For the more precise applications we have developed here at Harmonic Drive a range of Planetary gears. Our HPG range features a unique flexible ring gear allowing us to preload the mesh between planet and ring gearing, this increases the accuracy to one arc minute and testing has shown this preload system delivers excellent repeatability over time.
The improved HPGP range has 4 planet gears increasing torque capacity further size for size. Our HPN range is a more conventional gear with helical gearing to increase torque capacity and lower noise, this is available in accuracies of up to 5 arc minutes.
The ultimate in accuracy and quality is a strainwave gear, also known generically as a harmonic drive. For applications that require the highest power density and accuracy, a strainwave gear is essential. In demanding applications such as broadcast motion control, oil and gas extraction, robotics, aerospace, metrology and high precision industrial machine tools, strainwave gears are a necessity.
A strainwave gear consists of three parts. An outer Circular Spline, a fixed ring with gear teeth on the inside, is meshed to an inner Flexspline, a flexible ring with gear teeth on the outside, the Flexspline is smaller in diameter than the Circular Spline and has fewer teeth so does not mesh without the third component, an elliptical centrally mounted Wave Generator attached to an input shaft.
A strainwave gear is unique in that very high single stage ratios are possible, from 30:1 up to 320:1, in the same space that a planetary gear can only achieve a 10:1 ratio.
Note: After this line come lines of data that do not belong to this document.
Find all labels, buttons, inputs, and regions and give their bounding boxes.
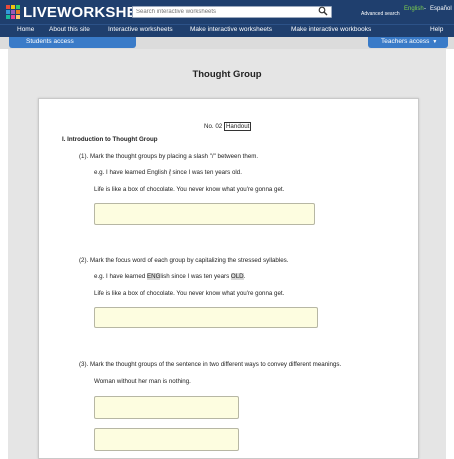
students-access-label: Students access (26, 38, 74, 45)
q2-example: e.g. I have learned ENGlish since I was … (94, 273, 245, 280)
q2-example-eng: ENG (146, 273, 161, 280)
q3-instruction: Mark the thought groups of the sentence … (90, 361, 342, 368)
q2-example-text-b: lish since I was ten years (160, 273, 231, 280)
lang-english-link[interactable]: English (404, 6, 424, 12)
q1-example-text-a: e.g. I have learned English (94, 169, 169, 176)
handout-label: Handout (223, 122, 252, 131)
q1-instruction-line: (1). Mark the thought groups by placing … (79, 153, 258, 160)
q1-answer-field[interactable] (94, 203, 315, 225)
q1-instruction: Mark the thought groups by placing a sla… (90, 153, 259, 160)
advanced-search-link[interactable]: Advanced search (361, 11, 400, 17)
caret-down-icon: ▼ (432, 39, 438, 45)
q3-sentence: Woman without her man is nothing. (94, 378, 191, 385)
search-input[interactable] (132, 6, 332, 18)
nav-make-workbooks[interactable]: Make interactive workbooks (291, 26, 371, 33)
q1-number: (1). (79, 153, 89, 160)
students-access-button[interactable]: Students access (9, 37, 136, 48)
nav-interactive-worksheets[interactable]: Interactive worksheets (108, 26, 173, 33)
worksheet-number-line: No. 02 Handout (204, 122, 252, 131)
lang-separator: - (424, 6, 426, 12)
nav-about[interactable]: About this site (49, 26, 90, 33)
q3-instruction-line: (3). Mark the thought groups of the sent… (79, 361, 341, 368)
q2-instruction: Mark the focus word of each group by cap… (90, 257, 289, 264)
q3-answer-field-1[interactable] (94, 396, 239, 419)
q2-answer-field[interactable] (94, 307, 318, 328)
q2-example-text-a: e.g. I have learned (94, 273, 147, 280)
q3-answer-field-2[interactable] (94, 428, 239, 451)
teachers-access-button[interactable]: Teachers access ▼ (368, 37, 448, 48)
q3-number: (3). (79, 361, 89, 368)
q1-sentence: Life is like a box of chocolate. You nev… (94, 186, 285, 193)
nav-home[interactable]: Home (17, 26, 34, 33)
main-nav: Home About this site Interactive workshe… (0, 24, 454, 37)
search-icon[interactable] (318, 6, 328, 16)
top-bar: LIVEWORKSHEETS Advanced search English -… (0, 0, 454, 24)
q1-example-text-b: since I was ten years old. (170, 169, 242, 176)
q2-number: (2). (79, 257, 89, 264)
q2-sentence: Life is like a box of chocolate. You nev… (94, 290, 285, 297)
lang-spanish-link[interactable]: Español (430, 6, 452, 12)
logo-grid-icon (6, 5, 20, 19)
q2-example-text-c: . (243, 273, 246, 280)
q2-example-old: OLD (230, 273, 244, 280)
worksheet-number: No. 02 (204, 123, 223, 130)
q2-instruction-line: (2). Mark the focus word of each group b… (79, 257, 288, 264)
nav-make-worksheets[interactable]: Make interactive worksheets (190, 26, 272, 33)
q1-example: e.g. I have learned English / since I wa… (94, 169, 242, 176)
teachers-access-label: Teachers access (381, 38, 430, 45)
page-title: Thought Group (192, 69, 262, 80)
section-heading: I. Introduction to Thought Group (62, 136, 158, 143)
nav-help[interactable]: Help (430, 26, 443, 33)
This impressive feat is made even more impressive by maintaining a compact size, a very low weight, zero backlash, a low component count and very high torque levels.
The central shaft can even be bored to provide the largest hollowshaft possible on a concentric gear. It's these characteristics that resulted in Harmonic Drive being chosen for inclusion by NASA on the Mars Rover.
It's clear that the world of gears is more complex than first meets the eye. Making the right choice of transmission for your given application can drastically alter operational efficiency, energy usage and ultimately the total cost of ownership. This is becoming an ever more important aspect of the decision making process as we move towards cost saving oriented high-accuracy applications.